The deferred prosecution agreement is a “great deal” for Meng and a “bad deal” for the United States that “can only be justified by the humanitarian concern for Kovrig and Spavor,” said Julian Ku, a law professor at Hofstra University, adding that the arrangement rewarded China for “hostage diplomacy.”

Such agreements are often used when the beneficiary is cooperating with prosecutors or has admitted wrongdoing by paying a fine, he said. Neither appeared to have happened in Meng’s case, and because she was allowed to return to China from Canada, there was no threat of further prosecution to prevent potential future wrongdoing by her.

Chinese state media celebrated Meng’s return as a victory for Beijing’s diplomatic clout. Her release came after the “untiring efforts of the Chinese government,” wrote the official Xinhua News Agency.

In a letter written from the plane, Meng returned the sentiment. “Under the leadership of the Chinese Communist Party, our motherland is becoming more glorious; without the might of the motherland, I would not have today’s freedom,” she wrote, according to state broadcaster CCTV.

China has cast the case against Meng as political in nature and part of a U.S. plot to hinder the country’s ascendance. But her comfortable bail conditions — she enjoyed painting lessons at home and private shopping trips at Vancouver boutiques — drew unfavorable comparisons here with the circumstances in which the Michaels were being held.

Meng, the daughter of Huawei founder Ren Zhengfei, had been out on $8 million bail — staying at the slightly larger of her two multimillion-dollar mansions in Vancouver — while she was fighting extradition to the United States. On Friday, the Justice Department withdrew its request, and a judge in Vancouver dismissed the proceedings and vacated Meng’s bail conditions.

Meng left for China on Friday evening, shortly after she spoke to reporters outside a Vancouver courthouse, saying her life had been “turned upside-down” over the past few years and thanking the Canadian government “for upholding the rule of law.”

She arrived in Shenzhen on Saturday evening, where she was met by a crowd waving national flags. A skyscraper in the city was lit up with the words “Welcome home Meng Wanzhou.”

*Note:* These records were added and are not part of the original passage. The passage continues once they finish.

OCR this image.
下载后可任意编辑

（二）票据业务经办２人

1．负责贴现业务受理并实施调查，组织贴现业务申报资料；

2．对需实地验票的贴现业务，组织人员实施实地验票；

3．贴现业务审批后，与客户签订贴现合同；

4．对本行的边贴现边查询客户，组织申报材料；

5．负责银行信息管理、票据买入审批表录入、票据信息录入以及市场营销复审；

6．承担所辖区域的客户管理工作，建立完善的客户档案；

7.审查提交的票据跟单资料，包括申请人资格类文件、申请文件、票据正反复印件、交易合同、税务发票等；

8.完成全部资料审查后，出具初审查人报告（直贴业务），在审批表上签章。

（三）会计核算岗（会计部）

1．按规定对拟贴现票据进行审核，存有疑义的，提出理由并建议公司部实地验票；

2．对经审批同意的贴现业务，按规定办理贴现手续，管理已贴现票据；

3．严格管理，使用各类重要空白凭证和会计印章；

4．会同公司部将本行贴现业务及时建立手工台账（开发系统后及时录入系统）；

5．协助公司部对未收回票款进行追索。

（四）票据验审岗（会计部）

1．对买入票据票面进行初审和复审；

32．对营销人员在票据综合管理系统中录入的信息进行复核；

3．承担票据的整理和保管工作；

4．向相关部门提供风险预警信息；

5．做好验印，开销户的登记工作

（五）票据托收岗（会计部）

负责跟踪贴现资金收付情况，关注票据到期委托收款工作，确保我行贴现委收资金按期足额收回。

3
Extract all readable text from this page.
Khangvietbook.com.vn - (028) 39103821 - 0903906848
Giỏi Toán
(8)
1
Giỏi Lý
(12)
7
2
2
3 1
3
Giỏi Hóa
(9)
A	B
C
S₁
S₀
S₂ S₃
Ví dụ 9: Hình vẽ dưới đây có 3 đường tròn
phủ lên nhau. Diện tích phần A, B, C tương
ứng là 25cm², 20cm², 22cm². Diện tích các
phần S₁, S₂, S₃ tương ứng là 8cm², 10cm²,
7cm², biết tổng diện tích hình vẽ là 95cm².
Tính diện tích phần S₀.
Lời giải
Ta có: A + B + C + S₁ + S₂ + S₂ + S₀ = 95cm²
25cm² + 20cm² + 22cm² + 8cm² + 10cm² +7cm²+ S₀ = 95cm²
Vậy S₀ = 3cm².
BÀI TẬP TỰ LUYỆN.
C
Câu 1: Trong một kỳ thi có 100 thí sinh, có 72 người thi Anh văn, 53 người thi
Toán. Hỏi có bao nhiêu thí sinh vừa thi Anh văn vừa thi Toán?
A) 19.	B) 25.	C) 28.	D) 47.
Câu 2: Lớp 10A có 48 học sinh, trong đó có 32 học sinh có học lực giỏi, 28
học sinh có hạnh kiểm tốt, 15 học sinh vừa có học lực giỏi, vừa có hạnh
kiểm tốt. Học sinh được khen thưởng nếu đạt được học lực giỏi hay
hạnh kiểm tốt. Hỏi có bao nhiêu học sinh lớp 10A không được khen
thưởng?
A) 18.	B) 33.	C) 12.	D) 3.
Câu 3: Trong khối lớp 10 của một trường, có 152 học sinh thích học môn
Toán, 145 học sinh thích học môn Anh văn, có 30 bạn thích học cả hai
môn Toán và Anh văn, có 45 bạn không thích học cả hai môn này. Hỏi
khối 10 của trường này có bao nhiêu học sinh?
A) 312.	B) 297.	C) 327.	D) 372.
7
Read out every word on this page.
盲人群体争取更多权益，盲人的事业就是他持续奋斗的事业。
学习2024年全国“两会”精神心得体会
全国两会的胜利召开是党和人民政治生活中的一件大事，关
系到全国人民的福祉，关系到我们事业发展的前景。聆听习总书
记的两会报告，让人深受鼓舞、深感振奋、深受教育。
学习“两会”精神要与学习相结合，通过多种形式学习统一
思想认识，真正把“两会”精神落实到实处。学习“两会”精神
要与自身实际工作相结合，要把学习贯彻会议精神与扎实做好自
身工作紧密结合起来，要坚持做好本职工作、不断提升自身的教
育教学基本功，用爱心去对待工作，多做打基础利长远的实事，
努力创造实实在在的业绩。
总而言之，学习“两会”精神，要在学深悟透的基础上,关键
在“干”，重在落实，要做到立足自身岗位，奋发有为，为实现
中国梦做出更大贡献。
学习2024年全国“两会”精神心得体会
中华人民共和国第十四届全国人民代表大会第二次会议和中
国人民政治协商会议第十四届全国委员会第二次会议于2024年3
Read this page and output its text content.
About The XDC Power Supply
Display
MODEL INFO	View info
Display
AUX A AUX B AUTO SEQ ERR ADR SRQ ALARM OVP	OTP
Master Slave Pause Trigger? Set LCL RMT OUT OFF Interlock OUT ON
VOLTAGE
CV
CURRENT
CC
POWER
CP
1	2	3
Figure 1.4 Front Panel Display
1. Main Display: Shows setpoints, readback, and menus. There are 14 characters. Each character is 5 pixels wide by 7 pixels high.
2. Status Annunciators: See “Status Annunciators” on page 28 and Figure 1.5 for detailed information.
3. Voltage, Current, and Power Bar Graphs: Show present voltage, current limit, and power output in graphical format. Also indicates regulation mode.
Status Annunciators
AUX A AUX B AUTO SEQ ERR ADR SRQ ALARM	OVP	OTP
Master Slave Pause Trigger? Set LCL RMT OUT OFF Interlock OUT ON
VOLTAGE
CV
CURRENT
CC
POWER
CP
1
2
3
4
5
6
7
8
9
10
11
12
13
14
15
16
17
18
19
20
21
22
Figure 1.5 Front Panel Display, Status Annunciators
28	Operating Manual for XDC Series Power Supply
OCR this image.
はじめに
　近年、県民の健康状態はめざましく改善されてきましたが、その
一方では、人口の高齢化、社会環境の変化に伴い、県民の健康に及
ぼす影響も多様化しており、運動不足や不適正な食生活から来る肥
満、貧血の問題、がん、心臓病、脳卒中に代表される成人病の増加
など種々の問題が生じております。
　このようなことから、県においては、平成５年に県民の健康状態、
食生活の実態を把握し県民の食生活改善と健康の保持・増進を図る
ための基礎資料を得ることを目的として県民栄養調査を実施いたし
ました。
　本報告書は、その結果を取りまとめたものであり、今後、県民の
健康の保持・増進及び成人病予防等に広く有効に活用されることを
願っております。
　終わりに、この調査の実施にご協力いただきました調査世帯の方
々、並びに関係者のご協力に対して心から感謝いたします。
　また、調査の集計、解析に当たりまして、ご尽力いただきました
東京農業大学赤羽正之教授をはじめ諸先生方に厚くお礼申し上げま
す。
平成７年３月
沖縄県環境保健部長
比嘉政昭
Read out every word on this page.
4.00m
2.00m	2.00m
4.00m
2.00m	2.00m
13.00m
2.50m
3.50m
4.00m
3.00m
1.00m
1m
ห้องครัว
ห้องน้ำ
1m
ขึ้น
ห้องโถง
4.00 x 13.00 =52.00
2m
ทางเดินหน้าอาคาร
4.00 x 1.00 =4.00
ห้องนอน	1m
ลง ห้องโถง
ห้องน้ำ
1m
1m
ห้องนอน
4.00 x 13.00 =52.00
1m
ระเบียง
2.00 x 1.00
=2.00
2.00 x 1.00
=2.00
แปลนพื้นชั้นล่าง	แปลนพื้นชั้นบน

Hua Chunying, a Foreign Ministry spokeswoman, tweeted that a college student brought a bouquet of flowers to the ministry “to thank the Chinese government’s unremitting efforts to bring Ms. Meng back to the motherland.” Meng faces quarantine under China’s
coronavirus pandemic-control rules.
“Justice prevails,” Hua wrote in another tweet that shared two photos: One showing Meng’s feet in a pair of black heels with the GPS monitor she was required to wear while out on bail in Canada on one ankle, and another picture showing her without the GPS monitor.

The release of the two Michaels resolves one of Trudeau’s knottiest foreign policy headaches. Some opposition lawmakers had pressed him to take a harder line against China. Several prominent Canadians, including former foreign ministers, had urged him to release Meng, hoping it would spur China to release Kovrig and Spavor.

But Trudeau repeatedly rejected those calls, saying that doing so would send a signal to governments around the world that they could gain leverage over Canada by detaining its citizens. He has said that Meng’s case would be resolved by independent courts in Canada in accordance with the rule of law.

Comfort Ero, a senior executive at International Crisis Group, Kovrig’s employer, thanked Canada and the United States for their support.